Hati-hati dengan sisa pulsa.
Jika anda mengisi pulsa 100rb, kemudian anda mendftarkan 90rb untuk paket internet pilihan anda, maka berhati-hatilah. Sisa pulsa yang 10rb akan dirampok di akhir bulan. Jadi, biasakanlah teliti dan berhati-hati, jika perlu. Anda bisa memakai 10rb terlebih dahulu untuk apa pun terserah anda. Setelah sudah tinggal 90rb pas, atau lebih sedikit, barulah anda registrasikan pulsa tsb. Intinya, berhati-hatilah dengan sisa pulsa anda, jangan mau direnggut, jangna mau dicuri, jangan mau dirampas. Jika operator bisa merampok 10rb dari sisa pulsa tiap bulan, dikalikan dengan sekian juta pelanggan. Maka berapa milyar saja uang hasil rampokan tsb bisa terkumpul?? Wahai anda yang membaca tulisan ini, sadarlah dan ingatkanlah orang-orang disekitar anda.

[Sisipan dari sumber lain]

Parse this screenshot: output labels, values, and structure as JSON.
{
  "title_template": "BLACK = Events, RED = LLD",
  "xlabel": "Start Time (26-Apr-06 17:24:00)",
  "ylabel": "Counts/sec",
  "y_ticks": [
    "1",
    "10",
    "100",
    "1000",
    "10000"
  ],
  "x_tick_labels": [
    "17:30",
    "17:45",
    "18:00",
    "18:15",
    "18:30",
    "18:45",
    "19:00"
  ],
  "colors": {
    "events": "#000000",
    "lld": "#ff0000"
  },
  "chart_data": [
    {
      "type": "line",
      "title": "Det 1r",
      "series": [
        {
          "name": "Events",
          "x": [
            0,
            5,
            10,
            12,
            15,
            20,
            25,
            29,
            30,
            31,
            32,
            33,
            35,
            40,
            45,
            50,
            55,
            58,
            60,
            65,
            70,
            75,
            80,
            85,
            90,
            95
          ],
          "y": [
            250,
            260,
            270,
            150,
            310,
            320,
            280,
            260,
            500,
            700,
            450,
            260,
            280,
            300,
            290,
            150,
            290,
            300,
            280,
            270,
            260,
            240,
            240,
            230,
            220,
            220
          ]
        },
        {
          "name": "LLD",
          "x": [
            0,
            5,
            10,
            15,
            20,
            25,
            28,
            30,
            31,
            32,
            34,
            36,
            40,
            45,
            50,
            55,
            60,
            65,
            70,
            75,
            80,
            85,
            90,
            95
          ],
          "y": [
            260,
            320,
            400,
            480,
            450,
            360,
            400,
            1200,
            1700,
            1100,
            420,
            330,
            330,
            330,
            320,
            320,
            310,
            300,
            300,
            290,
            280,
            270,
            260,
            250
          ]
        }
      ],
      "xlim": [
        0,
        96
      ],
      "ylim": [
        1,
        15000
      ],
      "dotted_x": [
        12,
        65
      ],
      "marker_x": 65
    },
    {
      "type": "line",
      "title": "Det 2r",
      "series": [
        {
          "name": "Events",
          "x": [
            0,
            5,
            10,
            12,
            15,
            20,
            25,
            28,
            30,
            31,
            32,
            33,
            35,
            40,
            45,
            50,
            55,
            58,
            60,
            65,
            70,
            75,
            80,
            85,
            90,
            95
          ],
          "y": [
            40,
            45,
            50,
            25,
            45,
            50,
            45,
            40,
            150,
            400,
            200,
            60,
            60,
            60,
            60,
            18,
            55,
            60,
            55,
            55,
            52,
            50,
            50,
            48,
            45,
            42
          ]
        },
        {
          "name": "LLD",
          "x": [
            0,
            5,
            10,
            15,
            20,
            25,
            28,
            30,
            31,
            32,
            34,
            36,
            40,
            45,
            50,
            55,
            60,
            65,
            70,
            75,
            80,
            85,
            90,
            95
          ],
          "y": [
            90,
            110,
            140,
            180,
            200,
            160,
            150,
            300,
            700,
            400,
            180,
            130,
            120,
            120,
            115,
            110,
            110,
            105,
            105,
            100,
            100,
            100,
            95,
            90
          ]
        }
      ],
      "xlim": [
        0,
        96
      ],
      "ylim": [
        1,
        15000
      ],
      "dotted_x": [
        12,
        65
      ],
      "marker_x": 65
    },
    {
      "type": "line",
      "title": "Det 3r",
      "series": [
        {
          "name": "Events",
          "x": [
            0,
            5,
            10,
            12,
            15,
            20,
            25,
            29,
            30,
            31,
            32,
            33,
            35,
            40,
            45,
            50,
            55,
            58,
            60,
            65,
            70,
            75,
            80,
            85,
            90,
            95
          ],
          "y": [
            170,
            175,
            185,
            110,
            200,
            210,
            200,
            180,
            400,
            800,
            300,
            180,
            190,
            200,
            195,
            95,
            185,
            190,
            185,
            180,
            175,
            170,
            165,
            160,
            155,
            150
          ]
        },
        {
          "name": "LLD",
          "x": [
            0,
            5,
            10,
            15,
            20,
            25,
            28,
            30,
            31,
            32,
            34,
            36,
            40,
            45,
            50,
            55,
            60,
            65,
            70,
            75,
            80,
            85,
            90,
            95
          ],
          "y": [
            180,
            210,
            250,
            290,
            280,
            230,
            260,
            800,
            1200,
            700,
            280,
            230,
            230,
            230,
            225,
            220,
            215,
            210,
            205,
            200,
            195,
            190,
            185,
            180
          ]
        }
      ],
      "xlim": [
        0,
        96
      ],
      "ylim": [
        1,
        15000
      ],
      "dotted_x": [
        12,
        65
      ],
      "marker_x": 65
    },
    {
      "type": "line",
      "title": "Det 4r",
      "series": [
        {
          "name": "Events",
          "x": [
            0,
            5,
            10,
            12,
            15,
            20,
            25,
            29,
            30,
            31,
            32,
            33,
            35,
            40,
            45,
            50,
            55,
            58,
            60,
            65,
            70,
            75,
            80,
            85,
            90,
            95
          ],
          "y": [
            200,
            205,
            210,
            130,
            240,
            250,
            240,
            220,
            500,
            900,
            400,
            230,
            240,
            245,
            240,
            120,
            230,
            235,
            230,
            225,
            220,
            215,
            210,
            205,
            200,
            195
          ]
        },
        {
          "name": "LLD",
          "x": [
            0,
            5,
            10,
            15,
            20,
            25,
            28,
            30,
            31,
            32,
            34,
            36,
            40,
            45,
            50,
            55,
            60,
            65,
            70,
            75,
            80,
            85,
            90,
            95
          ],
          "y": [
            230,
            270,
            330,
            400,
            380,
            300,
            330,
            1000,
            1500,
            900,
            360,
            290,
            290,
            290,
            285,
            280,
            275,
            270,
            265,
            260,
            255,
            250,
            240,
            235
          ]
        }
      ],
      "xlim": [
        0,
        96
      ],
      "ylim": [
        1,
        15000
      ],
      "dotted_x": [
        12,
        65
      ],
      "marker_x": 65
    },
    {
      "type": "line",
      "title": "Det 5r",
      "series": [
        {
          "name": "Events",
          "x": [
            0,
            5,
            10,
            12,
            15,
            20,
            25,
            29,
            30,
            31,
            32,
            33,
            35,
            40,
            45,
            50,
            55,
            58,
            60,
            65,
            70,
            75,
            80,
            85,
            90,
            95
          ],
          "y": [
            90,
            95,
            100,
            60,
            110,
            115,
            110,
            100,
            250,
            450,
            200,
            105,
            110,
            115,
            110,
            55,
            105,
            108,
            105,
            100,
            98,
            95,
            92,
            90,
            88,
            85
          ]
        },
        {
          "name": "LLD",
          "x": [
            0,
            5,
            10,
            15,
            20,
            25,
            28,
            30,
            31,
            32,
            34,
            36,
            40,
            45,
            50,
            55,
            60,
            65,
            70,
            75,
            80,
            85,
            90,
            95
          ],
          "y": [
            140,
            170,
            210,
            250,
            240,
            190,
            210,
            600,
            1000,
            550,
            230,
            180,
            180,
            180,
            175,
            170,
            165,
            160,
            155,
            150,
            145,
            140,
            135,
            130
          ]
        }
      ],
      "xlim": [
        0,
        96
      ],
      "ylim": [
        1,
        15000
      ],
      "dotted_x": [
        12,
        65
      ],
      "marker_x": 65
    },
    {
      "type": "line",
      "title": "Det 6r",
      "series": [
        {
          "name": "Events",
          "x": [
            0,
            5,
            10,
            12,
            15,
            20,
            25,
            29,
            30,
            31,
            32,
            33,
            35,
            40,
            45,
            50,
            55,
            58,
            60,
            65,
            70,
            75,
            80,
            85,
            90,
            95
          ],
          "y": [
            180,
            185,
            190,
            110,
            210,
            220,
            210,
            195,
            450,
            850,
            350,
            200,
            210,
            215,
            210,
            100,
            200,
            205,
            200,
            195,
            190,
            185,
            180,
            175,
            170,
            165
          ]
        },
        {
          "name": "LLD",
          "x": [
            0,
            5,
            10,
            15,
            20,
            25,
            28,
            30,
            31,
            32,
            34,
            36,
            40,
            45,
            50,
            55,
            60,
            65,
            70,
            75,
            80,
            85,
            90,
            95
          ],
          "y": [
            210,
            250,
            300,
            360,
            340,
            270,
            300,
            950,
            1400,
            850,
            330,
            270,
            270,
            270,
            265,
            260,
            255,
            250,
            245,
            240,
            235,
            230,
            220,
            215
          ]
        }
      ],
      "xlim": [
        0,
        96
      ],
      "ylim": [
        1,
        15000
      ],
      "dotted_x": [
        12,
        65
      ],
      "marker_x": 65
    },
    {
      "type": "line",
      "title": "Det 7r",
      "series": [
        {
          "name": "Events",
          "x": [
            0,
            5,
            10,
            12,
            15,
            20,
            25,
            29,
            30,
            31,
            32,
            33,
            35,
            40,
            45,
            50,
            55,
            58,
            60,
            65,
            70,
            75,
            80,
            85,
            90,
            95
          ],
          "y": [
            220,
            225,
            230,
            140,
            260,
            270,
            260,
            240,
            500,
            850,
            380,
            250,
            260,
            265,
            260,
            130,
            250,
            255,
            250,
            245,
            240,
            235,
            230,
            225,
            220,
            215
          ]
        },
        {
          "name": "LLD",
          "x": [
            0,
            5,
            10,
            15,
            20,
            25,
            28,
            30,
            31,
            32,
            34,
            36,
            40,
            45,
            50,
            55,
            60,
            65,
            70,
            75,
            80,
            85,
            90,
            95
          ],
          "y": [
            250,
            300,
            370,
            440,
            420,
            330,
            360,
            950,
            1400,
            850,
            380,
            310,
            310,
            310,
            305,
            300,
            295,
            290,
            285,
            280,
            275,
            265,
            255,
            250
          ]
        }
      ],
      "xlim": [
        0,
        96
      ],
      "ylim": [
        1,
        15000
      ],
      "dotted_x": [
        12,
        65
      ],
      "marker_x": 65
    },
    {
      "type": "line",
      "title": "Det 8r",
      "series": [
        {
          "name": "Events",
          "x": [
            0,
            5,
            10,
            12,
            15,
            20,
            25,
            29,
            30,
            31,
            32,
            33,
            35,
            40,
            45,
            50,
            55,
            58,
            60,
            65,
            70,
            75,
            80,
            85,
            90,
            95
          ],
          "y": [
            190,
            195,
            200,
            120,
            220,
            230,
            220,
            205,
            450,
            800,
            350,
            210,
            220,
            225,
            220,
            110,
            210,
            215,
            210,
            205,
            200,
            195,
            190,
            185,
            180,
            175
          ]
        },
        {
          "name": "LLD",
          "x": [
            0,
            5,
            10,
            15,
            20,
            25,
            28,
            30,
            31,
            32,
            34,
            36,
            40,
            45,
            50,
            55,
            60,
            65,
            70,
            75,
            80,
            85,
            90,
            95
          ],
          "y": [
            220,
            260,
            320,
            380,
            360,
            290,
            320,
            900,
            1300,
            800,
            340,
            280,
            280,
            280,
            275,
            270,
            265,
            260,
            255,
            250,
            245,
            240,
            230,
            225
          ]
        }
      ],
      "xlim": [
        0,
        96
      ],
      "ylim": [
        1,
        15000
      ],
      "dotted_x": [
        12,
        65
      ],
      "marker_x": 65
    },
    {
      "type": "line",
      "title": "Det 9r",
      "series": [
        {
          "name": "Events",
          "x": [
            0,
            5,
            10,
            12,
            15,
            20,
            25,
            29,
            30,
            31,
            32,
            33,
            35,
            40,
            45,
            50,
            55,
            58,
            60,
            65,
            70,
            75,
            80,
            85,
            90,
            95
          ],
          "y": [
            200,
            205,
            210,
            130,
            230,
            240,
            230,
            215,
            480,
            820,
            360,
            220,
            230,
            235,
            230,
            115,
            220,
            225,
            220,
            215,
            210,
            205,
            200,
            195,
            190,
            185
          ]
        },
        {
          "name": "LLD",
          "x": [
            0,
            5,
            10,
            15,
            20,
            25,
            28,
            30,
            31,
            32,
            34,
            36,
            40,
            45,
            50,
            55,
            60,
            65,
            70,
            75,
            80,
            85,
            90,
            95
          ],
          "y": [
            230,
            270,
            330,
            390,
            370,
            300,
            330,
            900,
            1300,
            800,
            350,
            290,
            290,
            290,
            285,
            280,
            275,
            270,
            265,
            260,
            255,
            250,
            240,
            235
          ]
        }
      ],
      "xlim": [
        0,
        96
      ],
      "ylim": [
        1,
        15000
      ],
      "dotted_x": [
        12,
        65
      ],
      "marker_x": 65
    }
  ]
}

Berikut ini adalah kecepatan internet yang saya dapat ketika saya berlangganan paket premium. Paket premium == kecepatan siput.
Percayalah, jangan mau membayar mahal untuk internet cepat dengan modem seluler, operator manapun…! Lebih baik anda berlangganan paket hemat saja. Atu jika anda tetep ingin dan mau membayar mahal untuk internet kecepatan tinggi, maka janganlah berlangganan pada provider seluler. Berlangganan saja dengan perusahaan ISP murni. Jangan lupa juga, jangan ragu-ragu untuk bertanya.